Aujourd’hui, nous sommes dans le temps de l’action. Demain, viendra celui des conséquences à tirer de cette crise sans précédent. Et là, j’espère que nous pourrons dire que le multilatéralisme a gagné. À la fois parce que nous serons venus à bout de la pandémie en unissant nos forces et aussi parce que notre capacité d’action collective sortira renforcée de la crise.
En nous mobilisant face à cette crise, nous apprenons collectivement à mettre la solidarité au centre de la vie internationale. Voilà un changement géopolitique majeur !
Dans la crise du Covid-19, le contre-modèle à l’autoritarisme chinois vient plutôt des pays asiatiques (Taïwan, Corée du Sud et Singapour) que d’Europe ou des États-Unis. Est-ce un nouveau recul pour l’Occident ?

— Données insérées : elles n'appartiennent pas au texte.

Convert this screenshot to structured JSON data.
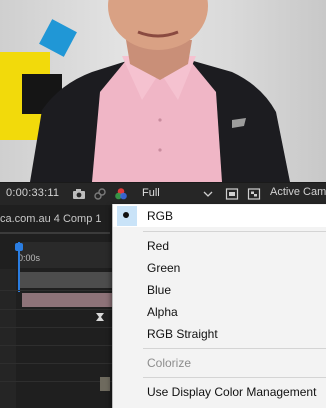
{
  "viewer": {
    "timecode": "0:00:33:11",
    "resolution": "Full",
    "active_camera": "Active Cam"
  },
  "timeline": {
    "comp_tab": "ca.com.au 4 Comp 1",
    "ruler_label": "0:00s"
  },
  "channel_menu": {
    "items": [
      {
        "label": "RGB",
        "selected": true
      },
      {
        "label": "Red"
      },
      {
        "label": "Green"
      },
      {
        "label": "Blue"
      },
      {
        "label": "Alpha"
      },
      {
        "label": "RGB Straight"
      },
      {
        "label": "Colorize",
        "disabled": true
      },
      {
        "label": "Use Display Color Management"
      }
    ]
  },
  "colors": {
    "accent": "#2a7de1",
    "selection_highlight": "#c9e3f8",
    "shirt_pink": "#f0b6c6",
    "background_yellow": "#f2da0b",
    "background_blue": "#2097d6"
  }
}
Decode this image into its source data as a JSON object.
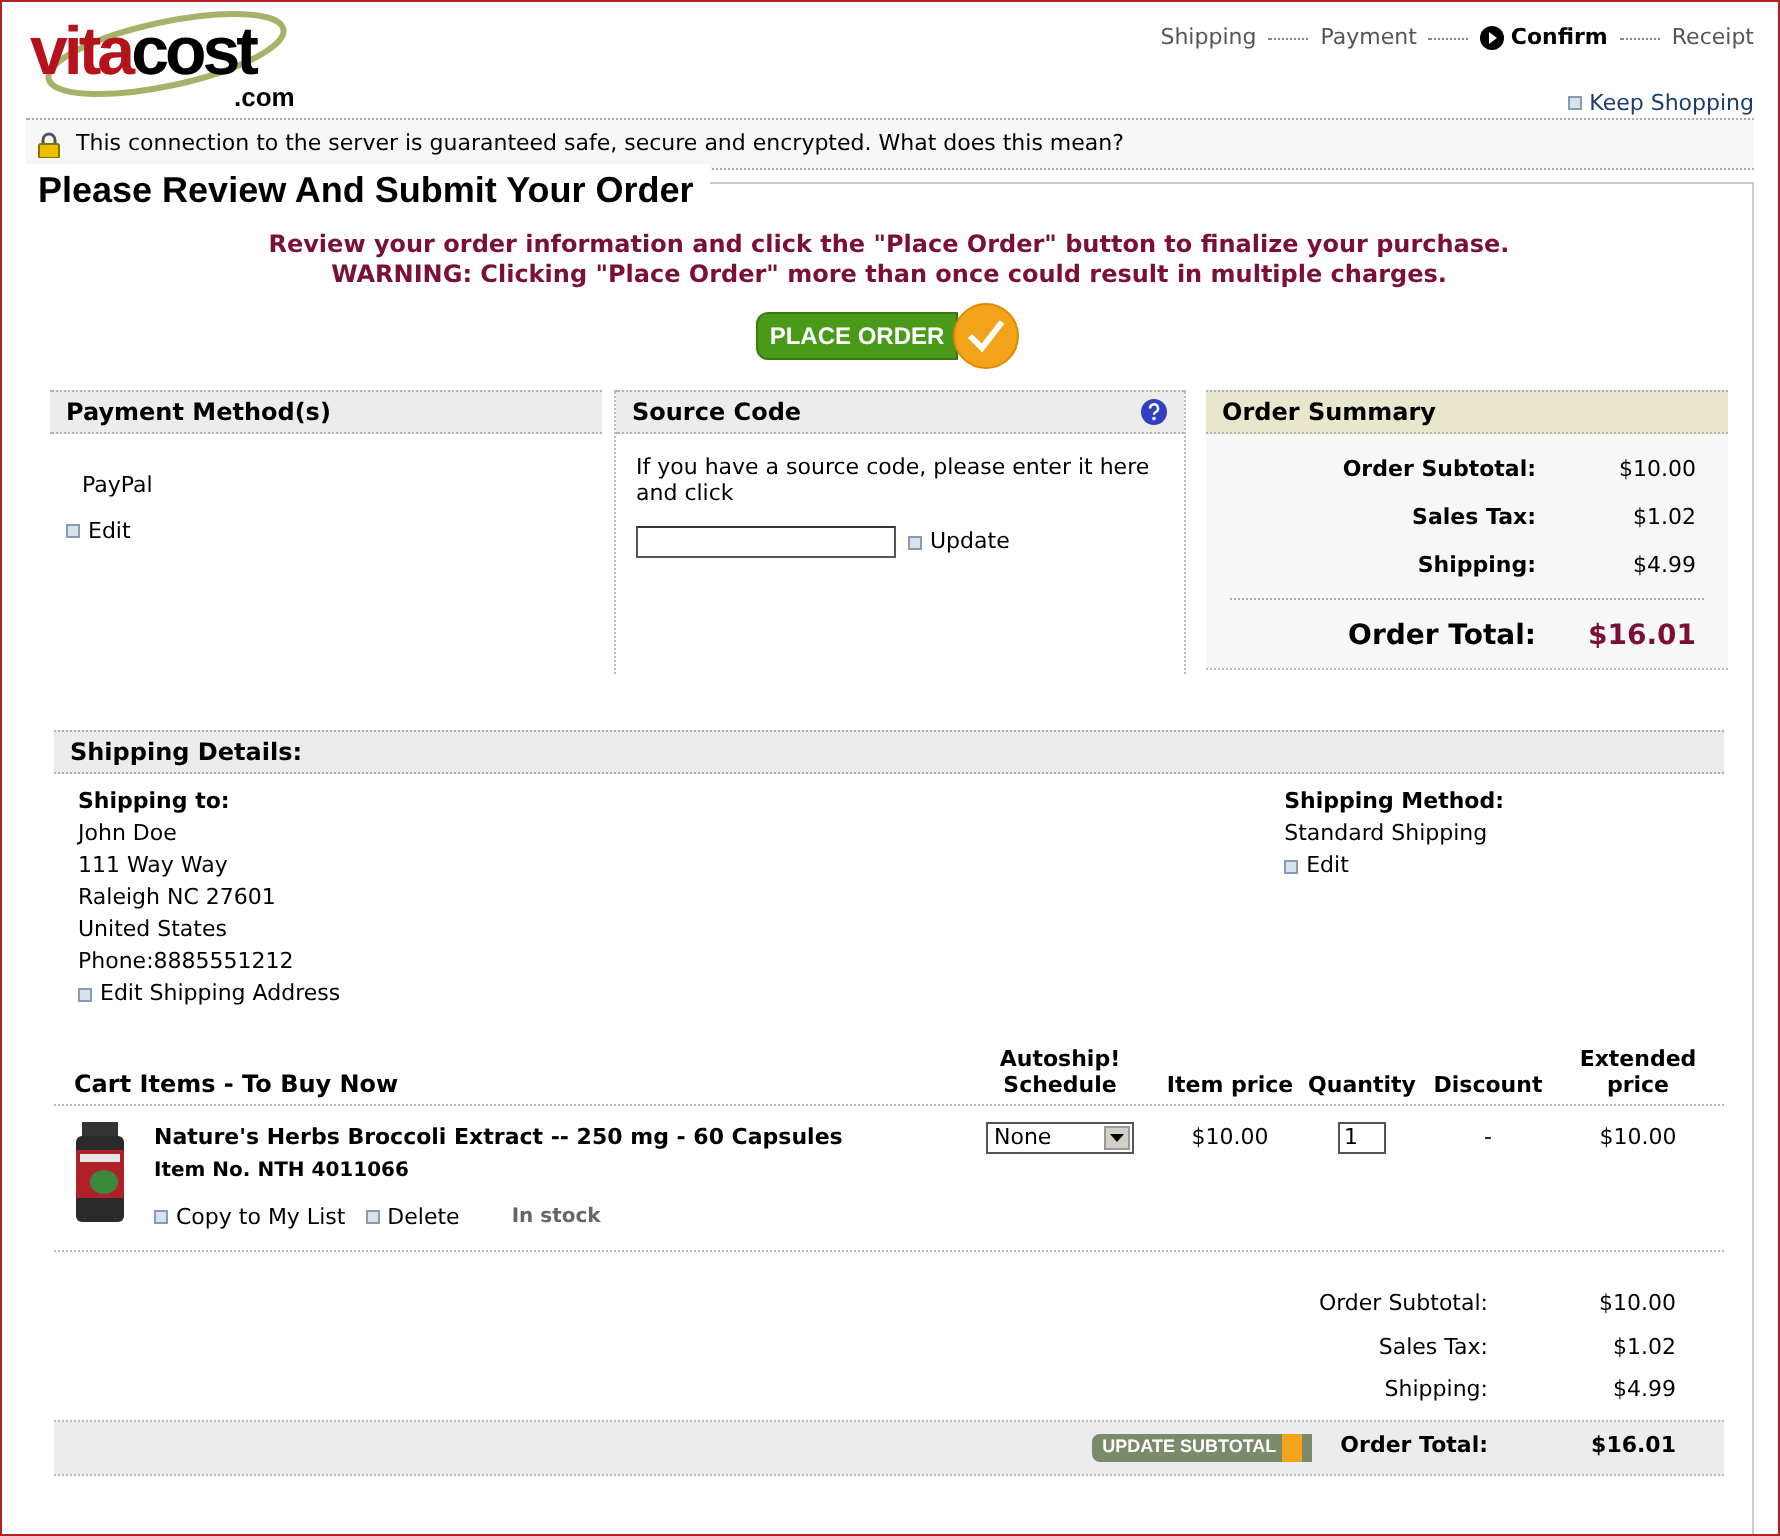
{
  "logo": {
    "first": "vita",
    "second": "cost",
    "suffix": ".com"
  },
  "steps": [
    {
      "label": "Shipping",
      "selected": false
    },
    {
      "label": "Payment",
      "selected": false
    },
    {
      "label": "Confirm",
      "selected": true
    },
    {
      "label": "Receipt",
      "selected": false
    }
  ],
  "keep_shopping": "Keep Shopping",
  "security_notice": "This connection to the server is guaranteed safe, secure and encrypted. What does this mean?",
  "title": "Please Review And Submit Your Order",
  "instructions": [
    "Review your order information and click the \"Place Order\" button to finalize your purchase.",
    "WARNING: Clicking \"Place Order\" more than once could result in multiple charges."
  ],
  "place_order": "PLACE ORDER",
  "payment": {
    "heading": "Payment Method(s)",
    "method": "PayPal",
    "edit": "Edit"
  },
  "source_code": {
    "heading": "Source Code",
    "help": "If you have a source code, please enter it here and click",
    "update": "Update"
  },
  "order_summary": {
    "heading": "Order Summary",
    "rows": [
      {
        "label": "Order Subtotal:",
        "value": "$10.00"
      },
      {
        "label": "Sales Tax:",
        "value": "$1.02"
      },
      {
        "label": "Shipping:",
        "value": "$4.99"
      }
    ],
    "total_label": "Order Total:",
    "total": "$16.01"
  },
  "shipping_details": {
    "heading": "Shipping Details:",
    "to_heading": "Shipping to:",
    "address": [
      "John Doe",
      "111 Way Way",
      "Raleigh NC 27601",
      "United States",
      "Phone:8885551212"
    ],
    "edit_address": "Edit Shipping Address",
    "method_heading": "Shipping Method:",
    "method": "Standard Shipping",
    "edit": "Edit"
  },
  "cart": {
    "heading": "Cart Items - To Buy Now",
    "columns": [
      "Autoship! Schedule",
      "Item price",
      "Quantity",
      "Discount",
      "Extended price"
    ],
    "items": [
      {
        "name": "Nature's Herbs Broccoli Extract -- 250 mg - 60 Capsules",
        "item_no": "Item No. NTH 4011066",
        "copy": "Copy to My List",
        "delete": "Delete",
        "stock": "In stock",
        "autoship": "None",
        "price": "$10.00",
        "quantity": "1",
        "discount": "-",
        "extended": "$10.00"
      }
    ],
    "totals": [
      {
        "label": "Order Subtotal:",
        "value": "$10.00"
      },
      {
        "label": "Sales Tax:",
        "value": "$1.02"
      },
      {
        "label": "Shipping:",
        "value": "$4.99"
      }
    ],
    "update_subtotal": "UPDATE SUBTOTAL",
    "total_label": "Order Total:",
    "total": "$16.01"
  }
}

La France a des partenaires partout dans le monde, bien au-delà de l’Occident. Quand ils parviennent à endiguer l’épidémie, nous nous réjouissons avec eux. S’ils prennent des initiatives susceptibles de fonctionner aussi chez nous, nous nous en inspirons. Ce virus est notre ennemi commun, face à lui, nous sommes tous dans le même camp.
La Chine n’est-elle pas en train de gagner la bataille géopolitique contre les États-Unis ?
Sincèrement, seules les batailles que nous menons contre le Covid-19 m’intéressent aujourd’hui.
Quels changements géopolitiques peut-on déjà anticiper ?
En nous mobilisant face à cette crise, nous apprenons collectivement à mettre la solidarité au centre de la vie internationale. Voilà un changement géopolitique majeur ! Et je compte tout faire pour qu’il s’inscrive dans la durée, car une fois que nous aurons dépassé la crise en France, nous devrons aider des pays vulnérables à combattre ce fléau pour qu’il disparaisse totalement. Et ce n’est pas seulement une question d’humanité, c’est aussi notre intérêt bien compris. Je crois que nous devrons collectivement tirer les leçons de cette crise pour l’Europe, pour le système des Nations unies, pour le multilatéralisme. La France sera fidèle à son rôle et son histoire et fera des propositions ambitieuses, le moment venu.